Selon la porte-parole de la diplomatie russe, Maria Zakharova, la Russie est « toujours d’accord pour mener un dialogue sur le traité INF ». Mais elle a annoncé une « riposte » en cas de retrait définitif des Américains. Le président russe, Vladimir Poutine, a d’ores et déjà promis de développer, dans un tel cas de figure, de nouveaux missiles balistiques de portée intermédiaire.

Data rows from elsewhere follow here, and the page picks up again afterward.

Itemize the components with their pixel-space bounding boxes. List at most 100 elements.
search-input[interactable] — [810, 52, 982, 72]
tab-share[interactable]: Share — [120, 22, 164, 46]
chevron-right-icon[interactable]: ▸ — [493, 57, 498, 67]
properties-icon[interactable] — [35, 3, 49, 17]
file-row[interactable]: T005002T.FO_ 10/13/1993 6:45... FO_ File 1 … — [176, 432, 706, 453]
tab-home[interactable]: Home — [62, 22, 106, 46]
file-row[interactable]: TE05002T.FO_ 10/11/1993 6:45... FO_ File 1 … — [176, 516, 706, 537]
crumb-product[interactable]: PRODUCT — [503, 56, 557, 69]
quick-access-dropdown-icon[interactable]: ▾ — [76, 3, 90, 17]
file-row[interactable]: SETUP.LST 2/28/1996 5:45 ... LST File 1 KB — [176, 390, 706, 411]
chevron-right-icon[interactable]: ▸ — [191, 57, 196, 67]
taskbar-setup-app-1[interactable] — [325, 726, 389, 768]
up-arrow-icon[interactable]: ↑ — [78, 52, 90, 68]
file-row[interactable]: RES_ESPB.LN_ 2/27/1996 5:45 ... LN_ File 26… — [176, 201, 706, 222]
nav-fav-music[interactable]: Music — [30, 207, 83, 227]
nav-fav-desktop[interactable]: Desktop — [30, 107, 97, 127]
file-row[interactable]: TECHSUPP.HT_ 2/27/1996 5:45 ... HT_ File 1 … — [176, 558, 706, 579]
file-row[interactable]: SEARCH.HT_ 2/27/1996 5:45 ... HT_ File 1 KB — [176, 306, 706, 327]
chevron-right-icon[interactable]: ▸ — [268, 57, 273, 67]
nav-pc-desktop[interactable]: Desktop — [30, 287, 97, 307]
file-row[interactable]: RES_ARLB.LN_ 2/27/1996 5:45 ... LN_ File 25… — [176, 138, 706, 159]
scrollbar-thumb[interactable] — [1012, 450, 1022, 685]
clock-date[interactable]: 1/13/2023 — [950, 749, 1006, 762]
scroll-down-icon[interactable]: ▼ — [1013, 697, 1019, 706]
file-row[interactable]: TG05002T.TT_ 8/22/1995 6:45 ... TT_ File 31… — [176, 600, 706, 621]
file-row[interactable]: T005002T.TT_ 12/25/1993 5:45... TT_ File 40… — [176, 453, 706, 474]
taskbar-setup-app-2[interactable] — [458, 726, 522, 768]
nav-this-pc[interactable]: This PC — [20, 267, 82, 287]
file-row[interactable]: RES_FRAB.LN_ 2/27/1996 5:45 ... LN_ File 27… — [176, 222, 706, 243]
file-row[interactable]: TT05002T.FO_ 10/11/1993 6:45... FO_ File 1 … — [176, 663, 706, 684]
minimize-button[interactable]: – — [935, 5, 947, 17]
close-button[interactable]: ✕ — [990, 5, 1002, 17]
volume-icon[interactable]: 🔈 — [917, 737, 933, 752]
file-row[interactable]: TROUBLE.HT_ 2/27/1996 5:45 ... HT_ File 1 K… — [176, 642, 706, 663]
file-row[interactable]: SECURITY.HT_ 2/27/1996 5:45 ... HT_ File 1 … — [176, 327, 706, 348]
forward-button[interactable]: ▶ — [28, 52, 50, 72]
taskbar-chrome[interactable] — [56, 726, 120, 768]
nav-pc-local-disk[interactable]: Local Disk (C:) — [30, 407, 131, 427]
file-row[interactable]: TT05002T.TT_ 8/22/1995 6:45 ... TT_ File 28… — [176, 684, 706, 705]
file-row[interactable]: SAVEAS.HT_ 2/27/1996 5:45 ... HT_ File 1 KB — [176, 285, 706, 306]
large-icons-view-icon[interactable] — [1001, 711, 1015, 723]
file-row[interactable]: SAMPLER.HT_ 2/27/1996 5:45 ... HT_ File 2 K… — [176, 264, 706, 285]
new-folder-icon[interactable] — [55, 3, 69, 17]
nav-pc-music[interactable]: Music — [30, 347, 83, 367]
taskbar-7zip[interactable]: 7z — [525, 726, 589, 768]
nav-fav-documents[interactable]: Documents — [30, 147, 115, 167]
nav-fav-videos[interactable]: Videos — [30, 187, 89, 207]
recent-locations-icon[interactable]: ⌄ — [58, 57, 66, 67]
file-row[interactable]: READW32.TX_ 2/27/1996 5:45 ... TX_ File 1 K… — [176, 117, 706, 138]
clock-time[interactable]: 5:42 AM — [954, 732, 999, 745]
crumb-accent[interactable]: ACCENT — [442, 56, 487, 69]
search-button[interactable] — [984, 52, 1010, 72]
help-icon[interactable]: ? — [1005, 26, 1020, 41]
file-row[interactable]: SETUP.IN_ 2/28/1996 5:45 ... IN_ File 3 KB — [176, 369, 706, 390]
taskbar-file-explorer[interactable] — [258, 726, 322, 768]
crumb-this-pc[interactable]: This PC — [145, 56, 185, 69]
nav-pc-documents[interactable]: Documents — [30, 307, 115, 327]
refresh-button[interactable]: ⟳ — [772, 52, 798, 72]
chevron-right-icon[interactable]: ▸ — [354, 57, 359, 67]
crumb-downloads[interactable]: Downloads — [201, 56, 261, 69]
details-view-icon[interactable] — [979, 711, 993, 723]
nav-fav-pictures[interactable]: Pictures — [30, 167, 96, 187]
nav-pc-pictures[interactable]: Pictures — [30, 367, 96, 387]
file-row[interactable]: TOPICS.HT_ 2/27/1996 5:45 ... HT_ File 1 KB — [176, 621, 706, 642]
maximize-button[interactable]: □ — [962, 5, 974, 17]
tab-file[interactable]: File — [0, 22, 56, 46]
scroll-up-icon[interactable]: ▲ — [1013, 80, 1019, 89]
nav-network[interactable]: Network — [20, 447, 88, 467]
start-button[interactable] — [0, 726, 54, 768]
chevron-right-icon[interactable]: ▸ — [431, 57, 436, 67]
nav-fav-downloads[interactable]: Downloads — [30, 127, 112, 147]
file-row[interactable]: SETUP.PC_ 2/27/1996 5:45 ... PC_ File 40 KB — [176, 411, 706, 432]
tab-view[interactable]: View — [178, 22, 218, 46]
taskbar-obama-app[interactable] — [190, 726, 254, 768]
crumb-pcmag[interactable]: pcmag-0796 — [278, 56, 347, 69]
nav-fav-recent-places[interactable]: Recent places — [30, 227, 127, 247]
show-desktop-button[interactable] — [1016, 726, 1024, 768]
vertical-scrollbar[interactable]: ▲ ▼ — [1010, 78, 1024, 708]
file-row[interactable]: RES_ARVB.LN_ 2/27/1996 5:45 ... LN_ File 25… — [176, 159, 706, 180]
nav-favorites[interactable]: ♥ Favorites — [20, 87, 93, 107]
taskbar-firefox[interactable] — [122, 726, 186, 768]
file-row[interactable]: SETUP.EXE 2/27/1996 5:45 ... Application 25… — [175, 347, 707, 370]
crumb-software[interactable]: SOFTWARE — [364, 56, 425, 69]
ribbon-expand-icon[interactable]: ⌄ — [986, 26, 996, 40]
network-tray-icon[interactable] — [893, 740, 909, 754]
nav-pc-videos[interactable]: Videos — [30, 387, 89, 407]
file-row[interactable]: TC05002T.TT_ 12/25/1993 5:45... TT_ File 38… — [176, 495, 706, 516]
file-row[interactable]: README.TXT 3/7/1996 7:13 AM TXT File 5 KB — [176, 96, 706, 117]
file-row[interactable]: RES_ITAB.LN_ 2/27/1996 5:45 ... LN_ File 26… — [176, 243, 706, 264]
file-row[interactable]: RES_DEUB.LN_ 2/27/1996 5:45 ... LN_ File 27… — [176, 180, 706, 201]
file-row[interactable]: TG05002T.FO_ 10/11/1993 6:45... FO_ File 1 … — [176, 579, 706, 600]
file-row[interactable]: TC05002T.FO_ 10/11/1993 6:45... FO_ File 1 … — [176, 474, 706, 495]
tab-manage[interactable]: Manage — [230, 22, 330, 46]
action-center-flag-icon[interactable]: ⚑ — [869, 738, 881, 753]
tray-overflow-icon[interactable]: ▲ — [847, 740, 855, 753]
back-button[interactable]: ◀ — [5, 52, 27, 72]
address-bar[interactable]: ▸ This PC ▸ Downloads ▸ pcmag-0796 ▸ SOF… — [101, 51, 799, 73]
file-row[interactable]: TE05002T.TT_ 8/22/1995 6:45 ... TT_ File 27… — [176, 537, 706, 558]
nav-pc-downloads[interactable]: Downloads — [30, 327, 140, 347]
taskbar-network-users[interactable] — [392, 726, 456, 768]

Eugene Rumer, ancien du renseignement américain, souligne que « ni le gouvernement Trump ni le gouvernement russe ne semblent être intéressés par la sauvegarde » de ce traité signé à la fin de la guerre froide par le dernier dirigeant soviétique, Mikhaïl Gorbatchev, et le président américain de l’époque, Ronald Reagan.

« Chacun a ses raisons », ajoute cet expert au cercle de réflexion Carnegie : Donald Trump « n’aime pas les traités qu’il n’a pas négociés » et s’est déjà retiré de plusieurs accords internationaux ; quant aux Russes, « l’effondrement de l’Union soviétique et l’élargissement de l’OTAN ont fondamentalement changé la géographie de leur perception de la menace ».

Les experts « feraient mieux de renoncer à leurs appels en faveur du traité INF et de regarder ce qui a changé », affirme Eugene Rumer, pour bâtir un nouveau cadre de désarmement moins « obsolète » et plus adapté au XXIe siècle.